Владимир оказался хитрее, чем Маша могла предположить.

Вечер прошел под возгласы воспоминаний.

— Маш, ты помнишь, как на физре Лешка канат подрезал, толстый физрук полез и чуть шею себе не свернул.

— Да, парня хотели из школы исключить.

— Ага, потом выяснилось, что физрук тщедушного Лешку перед девчонками выставил, отжиматься заставил. Кстати, Машка первая вступаться за Лешку ходила. Доказывала, что его человеческое достоинство унизили.

— Справедливая была.

— А теперь?

— Что теперь?

— Справедливая?

— К кому?

— Ко мне, например?

— Ты о чем, Вовочка?

— Я о том вечере, когда ты мне позвонила, а я…

— А ты с другой был.

— Случайно одна заскочила, — отмахнулся бывший спортсмен. — Для меня она никакого значения… Понимаешь?

Владимир взял бутылку со стола.

— Будешь? — не спрашивая разрешения хозяйки, предложил он.

— Ведь ты и до этого так со мной поступил. «Раз пришла, раздевайся, ложись в койку!» А потом: «Пошла вон, надоела!» — Маша махнула рукой.

— Хочешь об этом поговорить? Давай! — Он выпил еще. — Так вот, я тогда только с соревнований приехал, вытряхнутый весь был. Еще напился, в милицию попал. Не мог больше! Понимаешь, о чем я? — Маша с недоверием покачала головой. — А с тобой тогда впервые по-настоящему… — Он говорил так искренне, что Маша поверила. — Очень тебя хотел. Теперь понимаешь? — Продолжая свое признание, Володя опустил глаза. — Знаешь, как это у мужчин? Мечтаешь, хочешь, во сне видишь. А когда вот оно у тебя под носом, не очень-то получается. А ты ничего не поняла. Эх ты!

Чувство вины, поначалу охватившее Машу, сменилось подозрением.

— Ага, и поэтому сразу же мне замену нашел? — напомнила она Владимиру о визжащем в трубке женском голосе.

— Самоутвердиться хотел! — не моргнув глазом отбился великий спортсмен.

— Ну и как, получилось? — грустно полюбопытствовала она.

— Ты и свою, и мою жизнь под откос пустила, — театрально вздохнул спортсмен.

— Это почему же под откос? У меня муж — умный, добрый, богатый. Он меня любит больше жизни.

— А ты, ты любишь его? У тебя же тоска в глазах! Во, я вижу, и слезы!

Владимир, встав из-за стола во весь свой могучий рост, наклонился над Машей.

— Маш, бросай его. У меня теперь все есть, и квартира, и деньги. На кой тебе эта заграница! Ты же не такая!

— Мне заграница не нужна. Но его не могу бросить. Он без меня теперь пропадет, — разнервничалась Маша.

— Он ведь старше тебя, Катька говорила. Как это пропадет? Он себе свою немецкую фрау найдет.

— А я что? — Маша смотрела на свою первую безответную любовь, и старые чувства нахлынули вновь, вытащив из глубины никогда не затухавшую страсть.

— А ты за меня замуж выйдешь. И мы будем жить-поживать. Помнишь, как мечтали, когда детьми были?

— Ты шутишь. Это ты не со мной мечтал!

— Разве?

— И потом, Вовочка, я ведь уже замужем. — Маша посмотрела на свой перстень счастья.

Владимир, легко приподняв ее со стула, сгреб в охапку.

— Давай попробуем еще раз. Я так этого долго ждал. Когда узнал, что ты туда навсегда махнула, места себе не находил.

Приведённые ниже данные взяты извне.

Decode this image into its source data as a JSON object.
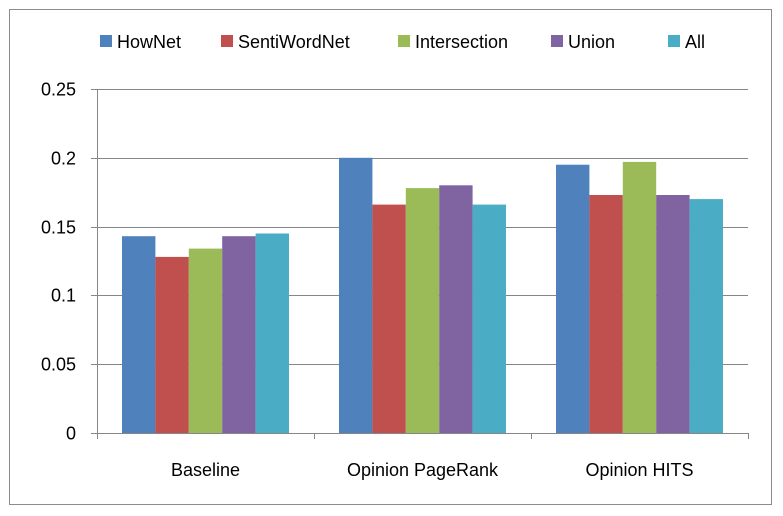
{
  "chart_data": {
    "type": "bar",
    "title": "",
    "xlabel": "",
    "ylabel": "",
    "categories": [
      "Baseline",
      "Opinion PageRank",
      "Opinion HITS"
    ],
    "series": [
      {
        "name": "HowNet",
        "color": "#4F81BD",
        "values": [
          0.143,
          0.2,
          0.195
        ]
      },
      {
        "name": "SentiWordNet",
        "color": "#C0504D",
        "values": [
          0.128,
          0.166,
          0.173
        ]
      },
      {
        "name": "Intersection",
        "color": "#9BBB59",
        "values": [
          0.134,
          0.178,
          0.197
        ]
      },
      {
        "name": "Union",
        "color": "#8064A2",
        "values": [
          0.143,
          0.18,
          0.173
        ]
      },
      {
        "name": "All",
        "color": "#4BACC6",
        "values": [
          0.145,
          0.166,
          0.17
        ]
      }
    ],
    "ylim": [
      0,
      0.25
    ],
    "yticks": [
      0,
      0.05,
      0.1,
      0.15,
      0.2,
      0.25
    ],
    "ytick_labels": [
      "0",
      "0.05",
      "0.1",
      "0.15",
      "0.2",
      "0.25"
    ],
    "grid": true,
    "legend_position": "top"
  }
}
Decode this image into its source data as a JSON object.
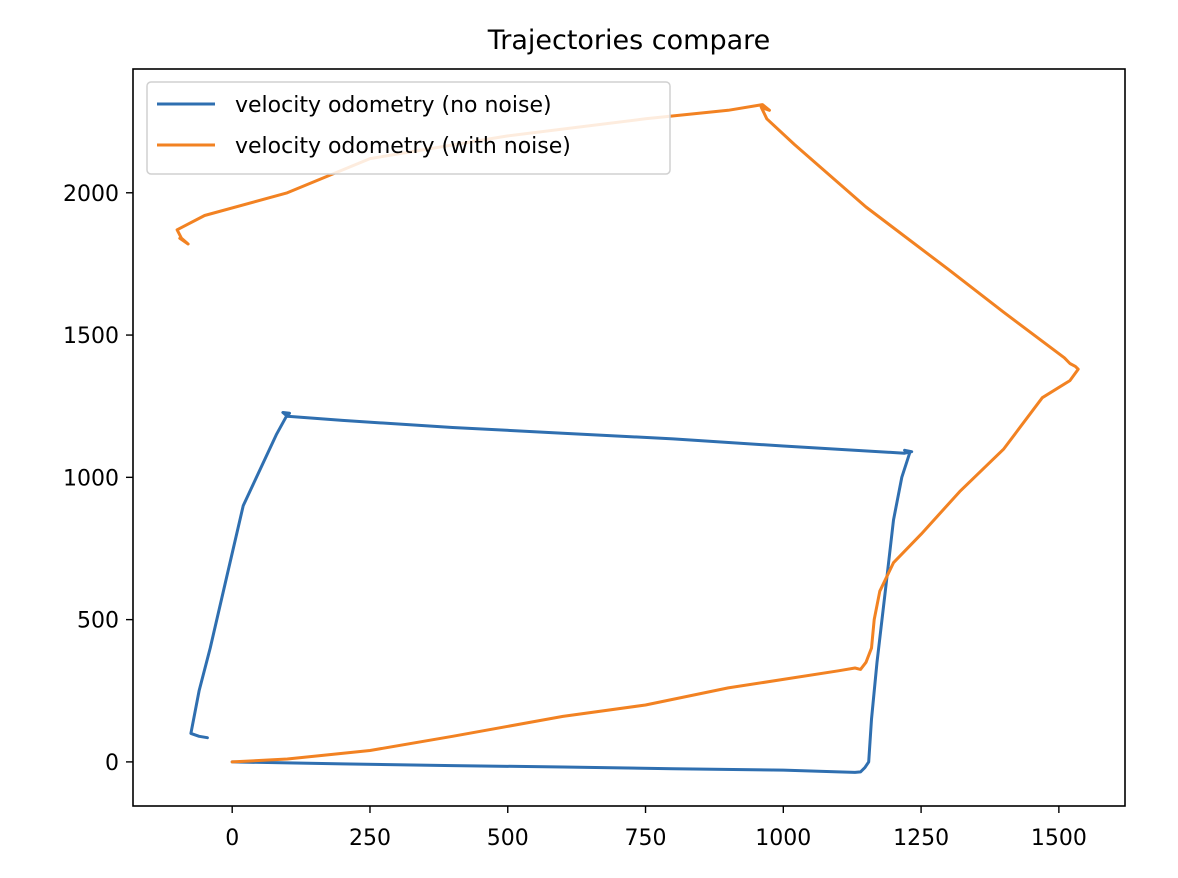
{
  "chart_data": {
    "type": "line",
    "title": "Trajectories compare",
    "xlabel": "",
    "ylabel": "",
    "xlim": [
      -180,
      1620
    ],
    "ylim": [
      -155,
      2435
    ],
    "xticks": [
      0,
      250,
      500,
      750,
      1000,
      1250,
      1500
    ],
    "yticks": [
      0,
      500,
      1000,
      1500,
      2000
    ],
    "grid": false,
    "legend_position": "upper-left",
    "series": [
      {
        "name": "velocity odometry (no noise)",
        "color": "#2f6fb0",
        "x": [
          0,
          200,
          400,
          600,
          800,
          1000,
          1100,
          1130,
          1140,
          1148,
          1155,
          1160,
          1170,
          1185,
          1200,
          1215,
          1230,
          1220,
          1233,
          1220,
          1000,
          800,
          600,
          400,
          200,
          100,
          92,
          104,
          100,
          80,
          20,
          -10,
          -40,
          -60,
          -75,
          -60,
          -45
        ],
        "y": [
          0,
          -7,
          -13,
          -18,
          -24,
          -29,
          -35,
          -37,
          -35,
          -20,
          0,
          150,
          350,
          600,
          850,
          1000,
          1090,
          1095,
          1090,
          1085,
          1110,
          1135,
          1155,
          1175,
          1200,
          1215,
          1228,
          1225,
          1220,
          1150,
          900,
          650,
          400,
          250,
          100,
          90,
          85
        ]
      },
      {
        "name": "velocity odometry (with noise)",
        "color": "#f28222",
        "x": [
          0,
          100,
          250,
          400,
          600,
          750,
          900,
          1000,
          1100,
          1130,
          1140,
          1150,
          1160,
          1165,
          1175,
          1200,
          1250,
          1320,
          1400,
          1470,
          1520,
          1535,
          1530,
          1520,
          1510,
          1400,
          1300,
          1150,
          1020,
          970,
          960,
          975,
          962,
          900,
          750,
          500,
          250,
          100,
          -50,
          -90,
          -100,
          -92,
          -80,
          -95
        ],
        "y": [
          0,
          10,
          40,
          90,
          160,
          200,
          260,
          290,
          320,
          330,
          325,
          350,
          400,
          500,
          600,
          700,
          800,
          950,
          1100,
          1280,
          1340,
          1380,
          1390,
          1400,
          1420,
          1580,
          1730,
          1950,
          2170,
          2260,
          2300,
          2290,
          2310,
          2290,
          2260,
          2200,
          2120,
          2000,
          1920,
          1880,
          1870,
          1840,
          1820,
          1840
        ]
      }
    ]
  }
}
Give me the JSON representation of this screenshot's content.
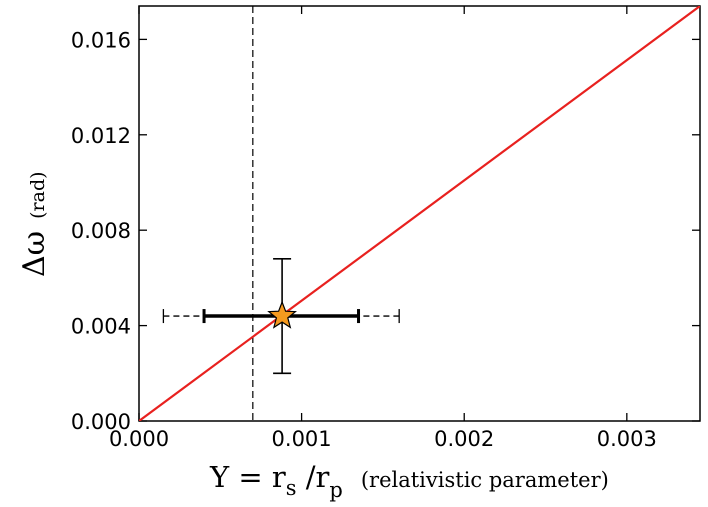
{
  "chart_data": {
    "type": "scatter",
    "x_ticks": [
      "0.000",
      "0.001",
      "0.002",
      "0.003"
    ],
    "x_tick_values": [
      0.0,
      0.001,
      0.002,
      0.003
    ],
    "y_ticks": [
      "0.000",
      "0.004",
      "0.008",
      "0.012",
      "0.016"
    ],
    "y_tick_values": [
      0.0,
      0.004,
      0.008,
      0.012,
      0.016
    ],
    "xlim": [
      0.0,
      0.00345
    ],
    "ylim": [
      0.0,
      0.0174
    ],
    "ylabel": {
      "symbol": "Δω",
      "unit": "(rad)"
    },
    "xlabel": {
      "main": "Y = r",
      "sub1": "s",
      "slash": " /r",
      "sub2": "p",
      "desc": "(relativistic parameter)"
    },
    "line": {
      "x": [
        0.0,
        0.00345
      ],
      "y": [
        0.0,
        0.0174
      ],
      "color": "#e8211f"
    },
    "vline": {
      "x": 0.0007,
      "style": "dashed"
    },
    "point": {
      "x": 0.00088,
      "y": 0.0044,
      "xerr_solid": [
        0.0004,
        0.00135
      ],
      "xerr_dashed": [
        0.00015,
        0.0016
      ],
      "yerr": [
        0.002,
        0.0068
      ],
      "marker": "star",
      "color": "#f59a1f"
    },
    "grid": false
  }
}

Маша от его объятий затрепетала. Вспомнилась не та холодная постель, с которой он бесцеремонно выгнал ее, а теплая батарея в подъезде после ледяной стужи. Его пальцы, пробравшиеся под ее тоненький свитер, томное детское забытье от первых интимных ласк красавчика, славного на всю школу.

— Где, Володечка, мы с тобой пробовать будем? — одернула сама себя Маша, сдерживаясь изо всех сил. — У мамы моей под носом, здесь, в малюсенькой квартире?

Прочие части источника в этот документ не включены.